Pourquoi tant de briques dans l’Eure ? La pré­sence abon­dante de ce maté­riau dans nos bourgs s’explique par la géo­lo­gie. Le sol argi­leux, à l’origine de la brique, était une réponse à la pénu­rie locale de bonnes pierres à bâtir. Ainsi, ce maté­riau consti­tue l’identité archi­tec­tu­rale de cer­tains bourgs struc­tu­rants de l’Eure. Ceux-ci sont par­ti­cu­liè­re­ment mar­qués par le XIXe siècle, âge d’or de la brique.

Afin de s’approprier ce patri­moine, ce livret a pour voca­tion de dévoi­ler la richesse de cette archi­tec­ture si carac­té­ris­tique. Il pré­sente le voca­bu­laire qui lui est propre, de sorte à pou­voir regar­der, décrire, nom­mer pour s’approprier cet envi­ron­ne­ment bâti. Il s’agit aussi de recon­naître le savoir-faire de l’artisan, véri­table « main à l’oeuvre ». Cela invite à l’appréciation et au res­pect de ce patri­moine dit « ordi­naire », consi­déré à tort comme banal.

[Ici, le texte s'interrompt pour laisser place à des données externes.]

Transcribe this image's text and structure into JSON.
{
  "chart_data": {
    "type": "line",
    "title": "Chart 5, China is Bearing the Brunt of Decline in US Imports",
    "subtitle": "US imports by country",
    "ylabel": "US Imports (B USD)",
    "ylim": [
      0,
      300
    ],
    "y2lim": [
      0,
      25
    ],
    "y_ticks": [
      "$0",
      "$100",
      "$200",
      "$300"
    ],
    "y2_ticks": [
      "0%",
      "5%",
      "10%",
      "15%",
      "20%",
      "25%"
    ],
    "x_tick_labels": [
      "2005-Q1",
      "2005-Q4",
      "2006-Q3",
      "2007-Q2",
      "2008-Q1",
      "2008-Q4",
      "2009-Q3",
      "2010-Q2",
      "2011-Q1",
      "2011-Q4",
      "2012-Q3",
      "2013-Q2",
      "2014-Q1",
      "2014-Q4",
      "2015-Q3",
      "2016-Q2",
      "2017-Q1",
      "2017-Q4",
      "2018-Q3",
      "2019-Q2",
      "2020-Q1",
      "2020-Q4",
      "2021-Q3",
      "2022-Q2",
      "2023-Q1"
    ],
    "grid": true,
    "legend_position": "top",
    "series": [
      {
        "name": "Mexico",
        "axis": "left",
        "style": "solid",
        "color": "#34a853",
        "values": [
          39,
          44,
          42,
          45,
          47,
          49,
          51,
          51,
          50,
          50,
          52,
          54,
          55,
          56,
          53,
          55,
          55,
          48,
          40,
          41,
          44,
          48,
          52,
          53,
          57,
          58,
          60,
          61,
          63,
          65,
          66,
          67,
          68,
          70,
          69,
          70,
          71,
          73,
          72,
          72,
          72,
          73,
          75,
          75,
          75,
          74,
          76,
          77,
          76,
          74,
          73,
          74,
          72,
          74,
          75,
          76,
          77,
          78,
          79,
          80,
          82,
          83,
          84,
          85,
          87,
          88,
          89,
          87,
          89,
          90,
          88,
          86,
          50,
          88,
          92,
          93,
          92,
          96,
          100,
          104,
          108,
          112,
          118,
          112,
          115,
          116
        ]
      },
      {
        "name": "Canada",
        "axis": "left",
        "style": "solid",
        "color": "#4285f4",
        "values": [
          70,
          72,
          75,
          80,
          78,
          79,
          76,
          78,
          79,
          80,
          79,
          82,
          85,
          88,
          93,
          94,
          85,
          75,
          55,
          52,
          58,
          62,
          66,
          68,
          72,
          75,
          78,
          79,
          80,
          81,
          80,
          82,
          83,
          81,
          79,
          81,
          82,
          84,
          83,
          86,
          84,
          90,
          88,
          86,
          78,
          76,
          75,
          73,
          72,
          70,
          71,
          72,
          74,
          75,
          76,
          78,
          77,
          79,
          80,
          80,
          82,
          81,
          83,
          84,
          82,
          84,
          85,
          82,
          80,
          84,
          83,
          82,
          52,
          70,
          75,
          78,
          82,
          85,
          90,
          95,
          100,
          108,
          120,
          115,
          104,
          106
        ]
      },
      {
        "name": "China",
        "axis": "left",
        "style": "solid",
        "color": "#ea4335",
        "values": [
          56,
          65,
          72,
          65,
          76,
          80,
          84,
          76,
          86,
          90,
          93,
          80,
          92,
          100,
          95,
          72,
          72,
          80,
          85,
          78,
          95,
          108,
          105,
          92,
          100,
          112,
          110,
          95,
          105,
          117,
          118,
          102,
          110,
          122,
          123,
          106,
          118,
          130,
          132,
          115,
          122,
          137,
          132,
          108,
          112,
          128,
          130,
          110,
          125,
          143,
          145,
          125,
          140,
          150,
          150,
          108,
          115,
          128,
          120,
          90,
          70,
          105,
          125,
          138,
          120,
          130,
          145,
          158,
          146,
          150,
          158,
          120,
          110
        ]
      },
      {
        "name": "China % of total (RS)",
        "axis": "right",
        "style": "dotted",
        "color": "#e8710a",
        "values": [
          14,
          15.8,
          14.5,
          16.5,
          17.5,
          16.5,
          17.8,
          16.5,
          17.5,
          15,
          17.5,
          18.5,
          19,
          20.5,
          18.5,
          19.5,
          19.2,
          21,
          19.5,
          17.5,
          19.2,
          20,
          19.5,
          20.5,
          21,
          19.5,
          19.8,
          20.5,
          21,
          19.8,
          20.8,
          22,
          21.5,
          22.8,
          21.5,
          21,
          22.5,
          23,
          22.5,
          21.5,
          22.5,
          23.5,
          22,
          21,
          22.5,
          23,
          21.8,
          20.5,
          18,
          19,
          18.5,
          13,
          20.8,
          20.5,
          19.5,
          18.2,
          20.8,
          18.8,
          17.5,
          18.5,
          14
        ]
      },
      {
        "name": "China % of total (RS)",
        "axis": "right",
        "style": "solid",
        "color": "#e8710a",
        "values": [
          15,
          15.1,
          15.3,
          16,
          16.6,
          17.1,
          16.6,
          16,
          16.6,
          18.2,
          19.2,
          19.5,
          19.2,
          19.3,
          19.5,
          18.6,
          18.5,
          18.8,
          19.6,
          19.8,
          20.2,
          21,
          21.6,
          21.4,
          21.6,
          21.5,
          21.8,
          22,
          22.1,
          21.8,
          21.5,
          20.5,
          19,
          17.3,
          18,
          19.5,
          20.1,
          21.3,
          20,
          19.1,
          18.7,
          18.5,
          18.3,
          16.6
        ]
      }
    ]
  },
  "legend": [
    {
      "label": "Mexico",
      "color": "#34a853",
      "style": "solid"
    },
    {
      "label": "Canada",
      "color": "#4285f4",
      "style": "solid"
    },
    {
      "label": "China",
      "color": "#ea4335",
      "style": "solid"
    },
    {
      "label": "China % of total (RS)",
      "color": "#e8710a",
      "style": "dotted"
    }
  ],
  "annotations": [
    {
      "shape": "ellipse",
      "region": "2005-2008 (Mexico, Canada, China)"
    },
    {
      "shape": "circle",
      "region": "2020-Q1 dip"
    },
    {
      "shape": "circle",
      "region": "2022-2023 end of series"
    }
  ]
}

Composé de deux par­ties, ce livret aborde dans un pre­mier temps la brique uti­li­sée en tant qu’élément de com­po­si­tion d’un édifice.

Tantôt struc­tu­relle, tan­tôt rem­plis­sage d’une struc­ture lais­sée appa­rente, la brique com­pose les murs de dif­fé­rentes sortes. Le trai­te­ment des ouver­tures fait l’objet d’une atten­tion toute par­ti­cu­lière par­ti­ci­pant au style du bâti. Quant à l’ornement, on par­lera davan­tage d’élément orne­menté ayant une fonc­tion spé­ci­fique (chaî­nage, lin­teau, jam­bage, cor­niche etc.) que d’un orne­ment au sens uni­que­ment esthé­tique du terme.

Dans la seconde par­tie, il est ques­tion d’adopter un regard plus glo­bal sur ce module consti­tuant d’un espace. L’ambiance pro­duite par la brique dans la rue est décli­née au tra­vers du sol, de l’entre-deux, puis de la façade. Ces édi­fices en briques donnent un carac­tère très urbain, dont les ambiances varient au gré de l’emploi de la brique.